Why couldn't the US prosecute Musa Ali Daqduq?
News of the arrest and transfer to the US of Suleiman Abu Ghaith, Osama bin Laden's son-in-law and former spokesman, exposes a critical inconsistency in the Obama administration's handling of terrorists who are in custody. The US will prosecute Abu Ghaith for terrorist activities in federal court.
But if the US can transport Abu Ghaith onto US soil and prosecute him for terrorist activities, why couldn't the Obama administration do the same with Musa Ali Daqduq, the senior Hezbollah commander who was captured in Iraq in 2007? The US Department of Justice had planned to prosecute Daqduq and the FBI was building a case against him.
Daqduq was directly implicated in the kidnapping and murder of seven US soldiers in Karbala in January 2007. He was in US custody up until December 2011, just before the US withdrew from Iraq. Although the administration argued that it had to turn over Daqduq to Iraqi custody upon withdrawal, Daqduq was not an Iraqi citizen.

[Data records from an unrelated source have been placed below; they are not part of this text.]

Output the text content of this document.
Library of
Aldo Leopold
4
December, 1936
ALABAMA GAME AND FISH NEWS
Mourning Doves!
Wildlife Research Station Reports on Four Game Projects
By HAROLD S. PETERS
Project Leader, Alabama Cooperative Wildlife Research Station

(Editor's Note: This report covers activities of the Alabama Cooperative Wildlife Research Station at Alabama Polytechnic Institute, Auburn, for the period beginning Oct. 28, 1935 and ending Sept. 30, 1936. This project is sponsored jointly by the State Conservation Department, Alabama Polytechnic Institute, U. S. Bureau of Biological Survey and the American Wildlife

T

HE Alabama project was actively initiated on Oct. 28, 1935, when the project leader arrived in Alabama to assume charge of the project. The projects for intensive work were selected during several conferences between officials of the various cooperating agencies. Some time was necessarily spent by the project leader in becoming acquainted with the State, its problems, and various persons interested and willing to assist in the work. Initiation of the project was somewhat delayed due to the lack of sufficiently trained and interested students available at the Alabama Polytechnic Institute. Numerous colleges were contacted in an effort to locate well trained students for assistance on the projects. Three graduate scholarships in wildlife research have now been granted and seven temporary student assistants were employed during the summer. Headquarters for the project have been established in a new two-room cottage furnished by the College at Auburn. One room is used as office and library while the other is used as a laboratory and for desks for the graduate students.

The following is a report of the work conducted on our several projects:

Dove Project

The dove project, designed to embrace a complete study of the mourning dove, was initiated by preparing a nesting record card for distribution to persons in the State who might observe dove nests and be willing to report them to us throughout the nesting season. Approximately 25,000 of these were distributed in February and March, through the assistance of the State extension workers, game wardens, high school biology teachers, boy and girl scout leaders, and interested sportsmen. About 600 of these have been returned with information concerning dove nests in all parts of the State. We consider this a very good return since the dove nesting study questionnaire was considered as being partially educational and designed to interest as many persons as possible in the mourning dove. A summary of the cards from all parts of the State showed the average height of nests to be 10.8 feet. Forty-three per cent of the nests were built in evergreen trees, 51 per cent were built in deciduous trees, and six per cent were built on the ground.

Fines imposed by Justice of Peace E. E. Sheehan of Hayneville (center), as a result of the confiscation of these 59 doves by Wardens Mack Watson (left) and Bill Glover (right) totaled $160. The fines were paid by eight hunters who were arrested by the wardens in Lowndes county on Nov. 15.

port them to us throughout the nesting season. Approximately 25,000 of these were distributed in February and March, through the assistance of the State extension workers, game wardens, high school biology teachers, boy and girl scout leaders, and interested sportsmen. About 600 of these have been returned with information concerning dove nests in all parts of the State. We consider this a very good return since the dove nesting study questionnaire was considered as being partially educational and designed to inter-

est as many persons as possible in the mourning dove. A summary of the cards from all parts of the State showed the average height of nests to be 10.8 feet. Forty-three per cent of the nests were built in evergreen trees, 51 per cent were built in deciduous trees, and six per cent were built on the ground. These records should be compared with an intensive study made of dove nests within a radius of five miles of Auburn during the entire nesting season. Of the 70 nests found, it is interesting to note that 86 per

The FBI was actively seeking to prosecute Daqduq, but a political fight broke out between Republicans and the Obama administration as to how Daqduq should be handled. The Obama administration refused to transfer Daqduq to Guantanamo Bay for a military trial, while members of Congress said they would block administration attempts to transfer Daqduq to the US for a trial in federal court.
He was transferred to Iraqi custody and subsequently released in November 2012.
The release of Daqduq is a major counterterrorism failure for the Obama administration. He has since returned to Lebanon, where he is now back in business with Hezbollah.
We here at The Long War Journal are extremely curious to know why Abu Ghaith can be transferred to the US and tried in a civilian court, but the same couldn't happen for Daqduq, who was actually in US military custody.